The US and its western allies allege that Iran is pursuing a nuclear weapons program while they have never presented corroborative evidence to substantiate their allegations against the Islamic Republic.
Iran is under four rounds of UN Security Council sanctions for turning down West’s calls to give up its right of uranium enrichment, saying the demand is politically tainted and illogical.
Numerous diplomatic initiatives over the past decade to find a peaceful solution have failed.

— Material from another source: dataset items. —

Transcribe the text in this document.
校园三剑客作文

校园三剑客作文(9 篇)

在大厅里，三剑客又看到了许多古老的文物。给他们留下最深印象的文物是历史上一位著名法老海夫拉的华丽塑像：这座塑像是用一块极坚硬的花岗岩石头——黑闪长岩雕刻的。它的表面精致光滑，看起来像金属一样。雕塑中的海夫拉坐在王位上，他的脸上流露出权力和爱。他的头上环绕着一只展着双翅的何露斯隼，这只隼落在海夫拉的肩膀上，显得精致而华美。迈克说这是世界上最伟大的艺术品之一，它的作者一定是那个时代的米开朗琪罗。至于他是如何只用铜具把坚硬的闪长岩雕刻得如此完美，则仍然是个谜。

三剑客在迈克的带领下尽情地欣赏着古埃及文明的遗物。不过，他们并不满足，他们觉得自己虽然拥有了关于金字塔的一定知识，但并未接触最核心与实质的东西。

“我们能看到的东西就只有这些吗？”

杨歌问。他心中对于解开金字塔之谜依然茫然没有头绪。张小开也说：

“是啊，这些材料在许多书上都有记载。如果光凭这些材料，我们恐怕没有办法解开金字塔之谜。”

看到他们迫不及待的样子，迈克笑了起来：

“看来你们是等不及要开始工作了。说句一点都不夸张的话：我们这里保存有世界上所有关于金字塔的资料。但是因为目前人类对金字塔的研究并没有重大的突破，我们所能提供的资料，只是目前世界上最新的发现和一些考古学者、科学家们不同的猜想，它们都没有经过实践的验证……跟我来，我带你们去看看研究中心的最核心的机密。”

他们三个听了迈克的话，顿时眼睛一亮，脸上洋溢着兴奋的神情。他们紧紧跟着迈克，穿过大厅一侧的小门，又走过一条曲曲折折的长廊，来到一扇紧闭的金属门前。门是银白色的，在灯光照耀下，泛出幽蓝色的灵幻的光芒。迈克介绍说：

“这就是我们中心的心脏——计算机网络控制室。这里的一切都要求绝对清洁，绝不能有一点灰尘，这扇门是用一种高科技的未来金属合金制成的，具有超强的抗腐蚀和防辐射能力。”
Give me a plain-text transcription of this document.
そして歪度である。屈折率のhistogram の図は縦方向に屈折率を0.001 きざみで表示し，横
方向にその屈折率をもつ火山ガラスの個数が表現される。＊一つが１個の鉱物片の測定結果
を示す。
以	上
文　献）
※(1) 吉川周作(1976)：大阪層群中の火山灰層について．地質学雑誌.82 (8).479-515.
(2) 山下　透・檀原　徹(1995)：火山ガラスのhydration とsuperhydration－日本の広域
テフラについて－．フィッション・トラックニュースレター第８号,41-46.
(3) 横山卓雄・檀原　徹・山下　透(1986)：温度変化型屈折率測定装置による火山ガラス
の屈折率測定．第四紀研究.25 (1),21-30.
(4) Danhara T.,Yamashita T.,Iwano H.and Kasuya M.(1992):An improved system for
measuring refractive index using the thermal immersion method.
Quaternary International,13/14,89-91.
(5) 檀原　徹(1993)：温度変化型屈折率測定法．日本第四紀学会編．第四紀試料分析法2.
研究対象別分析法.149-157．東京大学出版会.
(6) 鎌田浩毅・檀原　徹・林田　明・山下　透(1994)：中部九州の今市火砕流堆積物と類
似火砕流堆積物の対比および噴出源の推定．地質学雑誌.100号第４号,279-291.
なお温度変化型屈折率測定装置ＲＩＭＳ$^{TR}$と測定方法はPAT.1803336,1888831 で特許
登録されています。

Iran has so far ruled out halting or limiting its nuclear work in exchange for trade and other incentives, saying that renouncing its rights under the Non-Proliferation Treaty (NPT) would encourage the world powers to put further pressure on the country and would not lead to a change in the West’s hardline stance on Tehran.
Iran has also insisted that it would continue enriching uranium because it needs to provide fuel to a 300-megawatt light-water reactor it is building in the Southwestern town of Darkhoveyn as well as its first nuclear power plant in the Southern port city of Bushehr.
Tehran has repeatedly said that it considers its nuclear case closed as it has come clean of IAEA’s questions and suspicions about its past nuclear activities.
Analysts believe that the US is at loggerheads with Iran due mainly to the independent and home-grown nature of Tehran’s nuclear technology, which gives the Islamic Republic the potential to turn into a world power and a role model for the other third-world countries. Washington has laid much pressure on Iran to make it give up the most sensitive and advanced part of the technology, which is uranium enrichment, a process used for producing nuclear fuel for power plants.